Image of John Steinbeck with reporters at 1957 PEN conference in Tokyo

According to a report by Monterey Herald writer Carly Mayberry, the Japanese American Citizens League Hall in Monterey, California has a World War II-era letter, signed by (among others) John Steinbeck, welcoming the Japanese to the city Steinbeck later left because, he said, he no longer felt welcome there. The April 25 Monterey Herald story notes that the 90-year old building was given to the Monterey chapter of the Japanese American Citizens League by an organization called the Japan Businessman Association in 1942, the year the United States entered World War II after the Japanese attack on Pearl Harbor.  Steinbeck—an advocate of constitutional rights for all citizens—protested the Japanese internment that followed as immoral and unnecessary. But he was also a realist. During their 1940 expedition to the Sea of Cortez, he and his friend Ed Ricketts (who also signed the welcome letter) lamented the damage being done to the fragile ocean floor by Japanese commercial fishing. Later they tried unsuccessfully to interest the U.S. government in Japanese-sponsored scientific research documenting the underwater geography of the Pacific, where Japanese and American forces fought bitterly for supremacy throughout World War II. That conflict ended in August 1945, when American bombers dropped nuclear weapons on the Japanese cities of Hiroshima and Nagasaki. Japan eventually recovered, and Steinbeck eventually visited Tokyo, speaking at a 1957 writers’ meeting ten years after the trip he made to Soviet Russia with another international-minded friend, the French-Hungarian photographer Robert Capa. Ten years later he traveled to Southeast Asia, the final leg in a life journey that ended back on the Monterey Peninsula, where his wife, sons, and sisters scattered his ashes in 1968. Observing the family’s wish for privacy, the Monterey Herald declined to report on the event.

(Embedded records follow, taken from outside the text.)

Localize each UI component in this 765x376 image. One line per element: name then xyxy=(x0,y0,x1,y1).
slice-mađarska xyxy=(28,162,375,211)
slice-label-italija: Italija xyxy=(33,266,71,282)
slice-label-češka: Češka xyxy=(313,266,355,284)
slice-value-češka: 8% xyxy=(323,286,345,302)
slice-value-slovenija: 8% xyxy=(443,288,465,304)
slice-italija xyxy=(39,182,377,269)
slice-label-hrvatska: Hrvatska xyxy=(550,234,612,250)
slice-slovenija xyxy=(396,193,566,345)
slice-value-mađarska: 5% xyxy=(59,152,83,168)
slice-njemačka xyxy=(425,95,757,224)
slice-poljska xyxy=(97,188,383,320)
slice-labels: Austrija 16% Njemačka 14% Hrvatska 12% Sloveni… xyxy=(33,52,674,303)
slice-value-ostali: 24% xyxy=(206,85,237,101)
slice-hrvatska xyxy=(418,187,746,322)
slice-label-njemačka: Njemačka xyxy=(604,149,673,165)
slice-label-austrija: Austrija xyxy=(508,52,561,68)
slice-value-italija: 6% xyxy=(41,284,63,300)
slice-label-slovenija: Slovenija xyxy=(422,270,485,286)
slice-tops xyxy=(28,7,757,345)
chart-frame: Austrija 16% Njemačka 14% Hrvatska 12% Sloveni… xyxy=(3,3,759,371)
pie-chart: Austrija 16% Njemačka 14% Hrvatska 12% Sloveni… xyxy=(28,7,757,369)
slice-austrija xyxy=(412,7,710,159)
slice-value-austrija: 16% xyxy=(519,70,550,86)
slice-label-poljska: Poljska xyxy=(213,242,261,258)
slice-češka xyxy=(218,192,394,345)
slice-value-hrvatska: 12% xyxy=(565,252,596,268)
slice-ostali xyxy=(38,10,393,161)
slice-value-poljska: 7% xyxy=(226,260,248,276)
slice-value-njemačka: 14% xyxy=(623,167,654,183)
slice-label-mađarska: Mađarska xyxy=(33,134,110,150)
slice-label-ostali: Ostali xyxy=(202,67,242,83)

International Relations Explored at John Steinbeck Conference in San Jose

Cover image from Dutch edition of John Steinbeck's The Grapes of Wrath

Steinbeck lovers from all over convene this Wednesday at San Jose State University’s Martin Luther King, Jr. Library, where Steinbeck experts will probe literary influences, international relations, and various cultural collisions found in the author’s controversial writing and reputation. Speakers for the May 4-6 conference, hosted by the International Society of Steinbeck Scholars, include Robert DeMott and Susan Shillinglaw—former directors of the Martha Heasley Cox Center for Steinbeck Studies at San Jose State and authors of major books on Steinbeck’s life and work—as well Richard Astro, a pioneer in the study of Steinbeck’s friend and collaborator Ed Ricketts; Mimi Gladstein, a Texas theater and English professor who writes about Steinbeck’s depiction of women; and Paul Douglass, an expert on modern literature and philosophy at San Jose State who served as the Steinbeck Center’s director from 2005 to 2013. The conference organizers—led by Nick Taylor, the center’s current director, and Barbara Heavilin, the editor of Steinbeck Review—are prepared for sparks to fly and made plans accordingly. When the conference closes on Friday, attendees will have the option of boarding a bus for Salinas, 90 minutes south of San Jose, where they can decompress by enjoying the 2016 Steinbeck Festival, “Steinbeck on Land and Sea.”